In some scenarios, sharing a data store isn’t desired or feasible. Schema changes are too complex to decouple. Data locality introduces too much performance degradation to the application, as when the blue and green environments are in geographically disparate regions. All of these situations require a solution where the data store is inside of the deployment environment boundary and tightly coupled to the blue and green applications respectively.
This requires data changes to be synchronized—propagated from the blue environment to the green one, and vice versa. The systems and processes to accomplish this are generally complex and limited by the data consistency requirements of your application. This means that during the deployment itself, you have to also manage the reliability, scalability, and performance of that synchronization workload, adding risk to the deployment.
You should consider using feature flags in your application to make it deployment aware. This will help you control the enabling/disabling of application features in blue/green deployment. Your application code would run additional or alternate subroutines during the deployment, to keep data in sync, or perform other deployment-related duties. These routines are enabled/disabled turned off during the deployment by using configuration flags.
Making your applications deployment aware introduces additional risk and complexity and typically isn’t recommended with blue/green deployments. The goal of blue/green deployments is to achieve immutable infrastructure, where you don’t make changes to your application after it’s deployed, but redeploy altogether. That way you ensure the same code is operating in a production setting and in the deployment setting, reducing overall risk factors.
Does your commercial off-the-shelf (COTS) application come with a predefined update/upgrade process that isn’t blue/green deployment friendly?
Many commercial software vendors provide their own update and upgrade process for applications which they have tested and validated for distribution. While vendors are increasingly adopting the principles of immutable infrastructure and automated deployment, currently not all software products have those capabilities.

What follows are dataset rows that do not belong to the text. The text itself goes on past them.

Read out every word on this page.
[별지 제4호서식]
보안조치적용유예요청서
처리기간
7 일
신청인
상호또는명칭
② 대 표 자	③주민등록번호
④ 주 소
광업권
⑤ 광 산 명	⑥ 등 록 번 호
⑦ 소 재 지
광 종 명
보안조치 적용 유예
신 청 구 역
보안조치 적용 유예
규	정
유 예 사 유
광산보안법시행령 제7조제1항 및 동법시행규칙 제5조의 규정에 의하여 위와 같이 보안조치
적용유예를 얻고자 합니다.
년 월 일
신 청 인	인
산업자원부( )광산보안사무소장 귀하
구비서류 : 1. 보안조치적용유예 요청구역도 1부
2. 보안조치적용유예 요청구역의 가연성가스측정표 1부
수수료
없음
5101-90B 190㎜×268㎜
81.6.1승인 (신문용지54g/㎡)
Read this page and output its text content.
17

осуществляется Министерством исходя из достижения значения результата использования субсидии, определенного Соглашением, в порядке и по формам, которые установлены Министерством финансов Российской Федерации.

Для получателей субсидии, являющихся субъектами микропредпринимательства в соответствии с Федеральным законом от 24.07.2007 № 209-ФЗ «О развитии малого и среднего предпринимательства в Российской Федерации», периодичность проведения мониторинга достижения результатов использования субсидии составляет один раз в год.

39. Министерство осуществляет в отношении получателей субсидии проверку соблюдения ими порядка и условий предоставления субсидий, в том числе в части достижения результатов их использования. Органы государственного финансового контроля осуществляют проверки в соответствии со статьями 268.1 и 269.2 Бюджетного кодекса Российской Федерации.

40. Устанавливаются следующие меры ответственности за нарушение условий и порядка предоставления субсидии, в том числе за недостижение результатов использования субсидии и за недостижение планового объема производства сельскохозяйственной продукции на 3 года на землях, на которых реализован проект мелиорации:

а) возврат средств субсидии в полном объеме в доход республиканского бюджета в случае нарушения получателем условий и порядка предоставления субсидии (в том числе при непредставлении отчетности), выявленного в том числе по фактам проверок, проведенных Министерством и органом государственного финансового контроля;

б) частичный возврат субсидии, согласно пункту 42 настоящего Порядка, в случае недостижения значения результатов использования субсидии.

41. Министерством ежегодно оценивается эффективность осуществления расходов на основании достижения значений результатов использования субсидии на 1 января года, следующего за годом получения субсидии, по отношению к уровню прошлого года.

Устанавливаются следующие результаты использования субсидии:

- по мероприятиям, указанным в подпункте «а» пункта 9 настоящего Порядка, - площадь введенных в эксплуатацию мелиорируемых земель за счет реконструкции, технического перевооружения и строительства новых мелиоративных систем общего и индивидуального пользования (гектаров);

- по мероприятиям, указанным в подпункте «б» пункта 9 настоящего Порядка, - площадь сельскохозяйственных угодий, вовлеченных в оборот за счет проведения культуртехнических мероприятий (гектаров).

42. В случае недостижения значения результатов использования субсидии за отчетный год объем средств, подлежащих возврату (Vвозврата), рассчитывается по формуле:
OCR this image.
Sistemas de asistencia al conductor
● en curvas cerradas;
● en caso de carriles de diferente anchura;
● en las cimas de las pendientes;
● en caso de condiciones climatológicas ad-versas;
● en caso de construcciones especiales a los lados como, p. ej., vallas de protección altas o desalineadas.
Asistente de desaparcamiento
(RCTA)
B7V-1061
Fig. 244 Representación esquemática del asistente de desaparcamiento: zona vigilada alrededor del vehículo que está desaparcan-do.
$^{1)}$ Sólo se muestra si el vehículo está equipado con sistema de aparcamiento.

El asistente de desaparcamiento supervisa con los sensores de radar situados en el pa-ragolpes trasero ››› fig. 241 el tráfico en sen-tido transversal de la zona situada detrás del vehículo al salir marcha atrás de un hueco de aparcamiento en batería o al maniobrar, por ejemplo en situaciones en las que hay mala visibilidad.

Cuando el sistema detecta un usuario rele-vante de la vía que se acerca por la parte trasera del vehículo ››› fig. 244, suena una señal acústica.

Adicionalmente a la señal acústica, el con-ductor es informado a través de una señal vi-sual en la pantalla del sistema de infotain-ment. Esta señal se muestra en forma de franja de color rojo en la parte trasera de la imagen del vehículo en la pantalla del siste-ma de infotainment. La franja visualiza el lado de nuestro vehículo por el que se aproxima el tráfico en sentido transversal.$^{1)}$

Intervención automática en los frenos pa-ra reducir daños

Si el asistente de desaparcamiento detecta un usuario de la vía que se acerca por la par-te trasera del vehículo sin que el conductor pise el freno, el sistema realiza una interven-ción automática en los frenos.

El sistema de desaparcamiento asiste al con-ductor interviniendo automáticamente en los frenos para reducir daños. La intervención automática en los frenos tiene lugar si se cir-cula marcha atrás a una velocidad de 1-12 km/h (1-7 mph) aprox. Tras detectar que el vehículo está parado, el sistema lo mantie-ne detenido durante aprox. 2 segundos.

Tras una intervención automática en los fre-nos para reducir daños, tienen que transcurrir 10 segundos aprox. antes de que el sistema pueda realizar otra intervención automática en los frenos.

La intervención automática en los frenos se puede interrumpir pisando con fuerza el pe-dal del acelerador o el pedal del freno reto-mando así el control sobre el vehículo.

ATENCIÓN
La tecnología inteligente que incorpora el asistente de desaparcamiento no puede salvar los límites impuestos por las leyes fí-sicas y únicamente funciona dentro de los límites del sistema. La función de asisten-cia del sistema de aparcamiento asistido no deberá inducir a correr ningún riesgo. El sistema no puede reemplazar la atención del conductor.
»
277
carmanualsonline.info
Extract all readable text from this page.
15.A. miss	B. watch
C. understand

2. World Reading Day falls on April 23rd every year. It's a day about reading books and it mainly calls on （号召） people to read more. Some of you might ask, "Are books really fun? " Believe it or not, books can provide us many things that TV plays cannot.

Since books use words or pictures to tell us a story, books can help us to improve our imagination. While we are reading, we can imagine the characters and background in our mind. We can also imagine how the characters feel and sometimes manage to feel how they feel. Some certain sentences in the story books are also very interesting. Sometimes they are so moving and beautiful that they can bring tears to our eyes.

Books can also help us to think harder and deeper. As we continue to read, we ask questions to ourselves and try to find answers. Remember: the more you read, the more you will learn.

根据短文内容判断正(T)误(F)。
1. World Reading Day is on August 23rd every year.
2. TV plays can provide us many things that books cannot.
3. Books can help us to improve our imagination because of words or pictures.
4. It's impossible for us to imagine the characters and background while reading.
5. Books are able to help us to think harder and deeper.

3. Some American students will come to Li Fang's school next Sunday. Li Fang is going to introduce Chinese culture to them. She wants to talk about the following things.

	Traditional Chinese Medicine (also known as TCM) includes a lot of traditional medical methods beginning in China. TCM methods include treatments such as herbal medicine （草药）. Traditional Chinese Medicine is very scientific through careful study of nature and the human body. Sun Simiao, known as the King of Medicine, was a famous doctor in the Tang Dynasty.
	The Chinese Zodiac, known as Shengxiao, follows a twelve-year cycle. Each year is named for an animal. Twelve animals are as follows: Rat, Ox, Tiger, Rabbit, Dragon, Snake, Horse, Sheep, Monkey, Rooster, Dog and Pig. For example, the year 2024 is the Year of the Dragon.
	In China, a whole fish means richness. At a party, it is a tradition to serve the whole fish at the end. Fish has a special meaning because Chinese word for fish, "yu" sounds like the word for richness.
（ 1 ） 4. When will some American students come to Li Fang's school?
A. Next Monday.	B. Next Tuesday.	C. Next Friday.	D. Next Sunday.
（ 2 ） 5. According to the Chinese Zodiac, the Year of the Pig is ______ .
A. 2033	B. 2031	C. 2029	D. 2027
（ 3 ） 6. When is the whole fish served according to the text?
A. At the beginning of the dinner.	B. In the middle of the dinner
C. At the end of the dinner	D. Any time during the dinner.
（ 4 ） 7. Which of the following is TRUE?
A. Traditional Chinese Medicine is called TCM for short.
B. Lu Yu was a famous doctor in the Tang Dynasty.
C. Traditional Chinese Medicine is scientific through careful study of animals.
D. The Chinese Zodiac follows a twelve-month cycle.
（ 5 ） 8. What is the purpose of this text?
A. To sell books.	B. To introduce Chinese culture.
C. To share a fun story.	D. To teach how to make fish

Working around the vendor’s recommended update and deployment practices to try to implement or simulate a blue/green deployment process may also introduce unnecessary risk that can potentially negate the benefits of this methodology.
Application deployment has associated risks. However, advancements such as the advent of cloud computing, deployment and automation frameworks, and new deployment techniques, blue/green for example, help mitigate risks, such as human error, process, downtime, and rollback capability.
The AWS utility billing model and wide range of automation tools make it much easier for customers to move fast and cost-effectively implement blue/green deployments at scale.